A NATIVE HUT
This method of treatment has not exterminated all mosquitoes on the Isthmus, but it has so materially reduced their number that one may stay in the Zone for weeks without seeing a single one. This is a freedom, however, that must be paid for by vigilance of the most painstaking and unremitting sort. The moment the work is relaxed the mosquitoes again spread over the territory.
The United States Government will have to continue with the utmost care its work of sanitation and quarantine at Panama. If, after the canal is completed, an epidemic of bubonic plague or yellow fever should break out, it might very seriously interfere with the operation of the canal in several ways. To begin with, it would demoralize the operating force. Further than this, India and China are afraid of yellow fever because in both of these countries the stegomyia mosquito abounds. If the disease should obtain a foothold there it would be difficult to exterminate. Europe, also, might be expected to quarantine against Panama under such conditions. A 10,000-ton freighter carrying cargo through the canal would lose at least a thousand dollars for every day it was detained in quarantine by reason of having visited the canal.
A shrewd observer has said that the successful sanitation of the Isthmus of Panama is a triumph at once of medical science and of despotic government. Probably this does not overstate the case. The methods employed at Panama were arbitrary, and had to be. They probably could not be enforced at all in a democratic community in ordinary times. The people would rebel against the severity of the regulations and against the incidental invasion of their privacy. But strike any community, however free, with the fear of a swift and deadly disease and it will submit—as witness the shot-gun quarantines that used to demark the northern limits of the yellow fever zone in our own Southern States, or the despotism that governed New Orleans in the terror of 1905. At Panama this fear is ever present, so there is little danger that a responsible majority there ever would resist the sanitary work on the grounds of outraged democracy. It may be that a popular government would become careless, or inefficient, but it would not renounce the pretension. This has been proved in Cuba.
The sanitarians at Panama gave to the workers there a sense of security that contributed no little to the spirit of determination so universally remarked and commended by visitors to the Zone during the era of construction. While there was no immunity from sickness and death, yet there was no panic, no constant dread, such as destroyed the morale of the French force. The Isthmus of Panama still remained hot, its inhabitants still were forced to take the precautions that aliens must take in the Tropics; but they were inspired with a confidence that if these precautions were taken they would not be in any greater danger than if they had remained in their northern homes.

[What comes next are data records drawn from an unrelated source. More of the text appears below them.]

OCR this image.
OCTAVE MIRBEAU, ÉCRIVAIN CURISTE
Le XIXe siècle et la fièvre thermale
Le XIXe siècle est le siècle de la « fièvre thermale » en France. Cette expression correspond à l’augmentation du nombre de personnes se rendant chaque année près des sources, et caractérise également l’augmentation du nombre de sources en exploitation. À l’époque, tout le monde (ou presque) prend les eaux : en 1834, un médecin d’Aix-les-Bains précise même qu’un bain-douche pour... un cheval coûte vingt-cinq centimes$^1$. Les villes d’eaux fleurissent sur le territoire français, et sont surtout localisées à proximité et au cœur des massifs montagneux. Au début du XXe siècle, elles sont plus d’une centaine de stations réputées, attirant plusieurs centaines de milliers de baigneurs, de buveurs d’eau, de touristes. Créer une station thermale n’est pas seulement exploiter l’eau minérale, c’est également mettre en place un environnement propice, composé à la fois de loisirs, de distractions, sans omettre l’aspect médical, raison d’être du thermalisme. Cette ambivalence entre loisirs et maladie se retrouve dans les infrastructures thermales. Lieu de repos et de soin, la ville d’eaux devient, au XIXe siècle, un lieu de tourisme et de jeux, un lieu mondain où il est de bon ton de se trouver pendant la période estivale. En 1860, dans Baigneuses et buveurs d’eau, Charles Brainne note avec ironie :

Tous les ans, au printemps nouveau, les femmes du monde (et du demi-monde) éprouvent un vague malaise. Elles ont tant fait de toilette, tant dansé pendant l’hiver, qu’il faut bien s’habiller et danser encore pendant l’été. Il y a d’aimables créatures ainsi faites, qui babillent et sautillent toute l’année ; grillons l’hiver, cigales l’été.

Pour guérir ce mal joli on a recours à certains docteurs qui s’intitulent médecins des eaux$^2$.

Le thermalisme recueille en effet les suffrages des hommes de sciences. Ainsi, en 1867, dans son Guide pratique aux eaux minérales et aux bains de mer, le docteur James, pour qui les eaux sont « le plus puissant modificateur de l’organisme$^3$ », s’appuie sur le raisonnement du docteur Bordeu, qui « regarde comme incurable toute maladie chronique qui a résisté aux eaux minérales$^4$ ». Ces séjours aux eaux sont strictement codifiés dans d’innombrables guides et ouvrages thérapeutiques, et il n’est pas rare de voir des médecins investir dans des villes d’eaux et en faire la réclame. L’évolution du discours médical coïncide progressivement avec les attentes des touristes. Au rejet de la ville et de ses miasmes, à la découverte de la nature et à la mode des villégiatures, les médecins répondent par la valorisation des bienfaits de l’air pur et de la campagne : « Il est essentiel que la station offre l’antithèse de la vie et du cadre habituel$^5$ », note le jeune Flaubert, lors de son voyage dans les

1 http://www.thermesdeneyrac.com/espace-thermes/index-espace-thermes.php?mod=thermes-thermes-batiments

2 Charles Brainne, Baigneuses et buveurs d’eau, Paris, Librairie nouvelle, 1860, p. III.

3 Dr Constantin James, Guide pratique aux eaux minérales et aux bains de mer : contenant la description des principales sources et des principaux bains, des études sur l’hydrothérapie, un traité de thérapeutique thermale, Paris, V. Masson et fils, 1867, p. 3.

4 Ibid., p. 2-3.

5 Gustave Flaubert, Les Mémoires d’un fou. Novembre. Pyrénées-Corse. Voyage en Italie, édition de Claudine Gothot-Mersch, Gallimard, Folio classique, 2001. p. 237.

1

Pestilence, the scourge of the on-sweeping epidemic, the plague of swift death that is only a little worse than the panic of fear it inspires—this was the thing that was stamped out.
Not since the Science of Healing opened its doors to the Science of Prevention have physicians scored a greater victory in their fight against disease and death than on the Isthmus of Panama. Not only did they help to build the canal; they demonstrated that tropical diseases are capable of human control and thereby opened up a vista of hope undreamed of to all that sweltering and suffering mass of humanity that inhabits the Torrid Zone.